Dresden (dpa/sn) - Sachsens Wirtschaftsminister Martin Dulig (SPD) hält trotz neuer US-Sanktionen am Handel mit dem Iran fest. «Ich bin noch immer davon überzeugt, dass Verhandlungslösungen und wirtschaftliche Kontakte der richtige Weg im Umgang mit dem Iran sind», sagte der Politiker am Montag auf Anfrage. Er unterstütze daher Außenminister Heiko Maas (SPD) darin, durch intensive Gespräche eine weitere Zuspitzung des Konflikts zu verhindern und sich dafür einzusetzen, dass deutsche Unternehmen auch künftig Handel mit dem Iran treiben können, hieß es. 2016 reiste Dulig mit einer Delegation in den Iran, um mögliche Marktchancen für Sachsen zu erkunden.
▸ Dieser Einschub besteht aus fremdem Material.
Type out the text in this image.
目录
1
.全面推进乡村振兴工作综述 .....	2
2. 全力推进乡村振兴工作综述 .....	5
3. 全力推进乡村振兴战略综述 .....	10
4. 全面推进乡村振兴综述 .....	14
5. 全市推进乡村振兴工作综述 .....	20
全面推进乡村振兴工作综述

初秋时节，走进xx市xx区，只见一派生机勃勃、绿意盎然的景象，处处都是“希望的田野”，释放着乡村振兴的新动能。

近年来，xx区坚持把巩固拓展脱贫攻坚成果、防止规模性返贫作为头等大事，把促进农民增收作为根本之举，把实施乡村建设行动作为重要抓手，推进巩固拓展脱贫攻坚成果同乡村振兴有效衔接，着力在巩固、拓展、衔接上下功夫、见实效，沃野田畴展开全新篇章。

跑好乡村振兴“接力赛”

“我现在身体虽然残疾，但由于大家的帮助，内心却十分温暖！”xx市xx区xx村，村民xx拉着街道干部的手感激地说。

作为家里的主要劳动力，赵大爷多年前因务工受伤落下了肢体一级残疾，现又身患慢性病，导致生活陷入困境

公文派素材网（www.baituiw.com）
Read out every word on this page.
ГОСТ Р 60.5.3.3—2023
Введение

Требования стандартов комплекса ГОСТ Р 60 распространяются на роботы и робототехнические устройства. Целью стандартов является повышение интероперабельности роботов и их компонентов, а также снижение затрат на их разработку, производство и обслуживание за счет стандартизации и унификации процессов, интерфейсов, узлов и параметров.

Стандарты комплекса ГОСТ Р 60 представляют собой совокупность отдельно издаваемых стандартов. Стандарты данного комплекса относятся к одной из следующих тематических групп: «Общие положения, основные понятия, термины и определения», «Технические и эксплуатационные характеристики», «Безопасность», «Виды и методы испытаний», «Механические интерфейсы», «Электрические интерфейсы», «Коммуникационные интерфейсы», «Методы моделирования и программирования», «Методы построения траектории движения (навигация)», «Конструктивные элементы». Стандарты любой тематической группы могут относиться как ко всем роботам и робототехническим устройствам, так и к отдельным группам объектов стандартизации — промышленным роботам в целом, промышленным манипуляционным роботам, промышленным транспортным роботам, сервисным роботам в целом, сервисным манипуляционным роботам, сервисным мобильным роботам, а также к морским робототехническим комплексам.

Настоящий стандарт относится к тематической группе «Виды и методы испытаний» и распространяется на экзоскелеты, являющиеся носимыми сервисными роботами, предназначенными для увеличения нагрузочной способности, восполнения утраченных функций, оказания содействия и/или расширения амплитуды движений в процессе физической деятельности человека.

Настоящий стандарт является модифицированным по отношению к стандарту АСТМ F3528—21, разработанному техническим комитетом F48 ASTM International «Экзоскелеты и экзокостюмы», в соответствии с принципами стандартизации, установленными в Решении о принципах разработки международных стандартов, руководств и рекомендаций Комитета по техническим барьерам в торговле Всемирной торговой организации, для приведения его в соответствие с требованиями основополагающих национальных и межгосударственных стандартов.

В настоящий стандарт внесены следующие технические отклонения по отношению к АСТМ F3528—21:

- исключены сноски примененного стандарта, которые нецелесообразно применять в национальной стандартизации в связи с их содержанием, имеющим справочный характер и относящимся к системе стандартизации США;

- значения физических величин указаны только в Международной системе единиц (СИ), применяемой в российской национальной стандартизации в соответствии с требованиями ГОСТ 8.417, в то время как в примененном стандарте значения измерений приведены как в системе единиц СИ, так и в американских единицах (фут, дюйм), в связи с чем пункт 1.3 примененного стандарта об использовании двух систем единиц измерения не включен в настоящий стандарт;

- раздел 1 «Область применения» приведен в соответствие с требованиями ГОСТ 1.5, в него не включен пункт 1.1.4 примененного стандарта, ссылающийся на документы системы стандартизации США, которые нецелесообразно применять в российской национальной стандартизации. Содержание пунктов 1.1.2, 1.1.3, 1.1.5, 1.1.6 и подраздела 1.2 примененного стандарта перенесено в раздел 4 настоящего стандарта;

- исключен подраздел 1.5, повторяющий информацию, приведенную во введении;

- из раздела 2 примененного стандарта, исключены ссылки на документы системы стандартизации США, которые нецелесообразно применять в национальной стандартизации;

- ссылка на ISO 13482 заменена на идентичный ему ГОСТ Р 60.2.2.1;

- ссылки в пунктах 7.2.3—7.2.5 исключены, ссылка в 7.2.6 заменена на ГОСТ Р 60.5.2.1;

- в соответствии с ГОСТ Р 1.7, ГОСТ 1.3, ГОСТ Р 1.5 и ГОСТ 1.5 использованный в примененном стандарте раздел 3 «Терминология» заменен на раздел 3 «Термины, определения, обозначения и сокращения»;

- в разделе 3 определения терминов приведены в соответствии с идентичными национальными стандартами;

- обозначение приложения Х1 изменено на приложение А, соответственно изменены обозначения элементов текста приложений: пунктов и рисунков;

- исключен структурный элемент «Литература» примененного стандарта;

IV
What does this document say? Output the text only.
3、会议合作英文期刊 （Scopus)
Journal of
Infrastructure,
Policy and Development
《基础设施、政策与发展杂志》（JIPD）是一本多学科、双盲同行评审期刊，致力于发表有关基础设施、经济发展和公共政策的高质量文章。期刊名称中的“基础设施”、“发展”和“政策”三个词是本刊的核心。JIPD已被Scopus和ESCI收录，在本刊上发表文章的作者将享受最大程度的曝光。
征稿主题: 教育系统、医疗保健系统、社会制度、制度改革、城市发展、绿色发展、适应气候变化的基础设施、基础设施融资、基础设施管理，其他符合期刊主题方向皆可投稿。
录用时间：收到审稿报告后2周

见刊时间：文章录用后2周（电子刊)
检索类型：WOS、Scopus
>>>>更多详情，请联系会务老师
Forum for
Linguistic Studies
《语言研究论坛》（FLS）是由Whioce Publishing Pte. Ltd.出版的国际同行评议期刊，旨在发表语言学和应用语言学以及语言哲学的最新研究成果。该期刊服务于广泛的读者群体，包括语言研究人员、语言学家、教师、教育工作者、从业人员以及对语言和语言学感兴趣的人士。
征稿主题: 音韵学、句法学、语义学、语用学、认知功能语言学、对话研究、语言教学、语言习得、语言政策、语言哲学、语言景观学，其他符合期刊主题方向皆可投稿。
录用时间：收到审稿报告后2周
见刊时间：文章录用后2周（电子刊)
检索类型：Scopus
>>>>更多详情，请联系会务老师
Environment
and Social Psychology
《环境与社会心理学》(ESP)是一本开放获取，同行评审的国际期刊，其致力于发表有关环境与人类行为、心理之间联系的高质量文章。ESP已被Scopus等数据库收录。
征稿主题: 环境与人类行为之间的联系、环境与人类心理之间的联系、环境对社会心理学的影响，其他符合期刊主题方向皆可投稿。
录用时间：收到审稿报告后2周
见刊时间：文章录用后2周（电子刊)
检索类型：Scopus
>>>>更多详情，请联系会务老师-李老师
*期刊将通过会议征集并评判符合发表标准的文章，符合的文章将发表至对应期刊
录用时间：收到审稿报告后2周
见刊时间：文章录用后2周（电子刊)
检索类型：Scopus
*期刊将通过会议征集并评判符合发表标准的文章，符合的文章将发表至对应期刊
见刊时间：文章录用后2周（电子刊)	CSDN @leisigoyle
An diesem Montag traten neue US-Sanktionen gegen den Iran in Kraft und sollen vor allem die Ölindustrie, den Finanzsektor und den Hafenverkehr des Irans lähmen.

Sächsische Exporte in den Iran sind laut Wirtschaftsministerium seit der im Januar 2016 erfolgten Lockerung der Sanktionen gestiegen, liegen insgesamt aber auf niedrigem Niveau. 2017 wurden demnach Waren im Wert von rund 68 Millionen Euro exportiert - 26 Prozent mehr als im Jahr zuvor. Wichtigste Exportgüter sind Erzeugnisse des Maschinenbaus.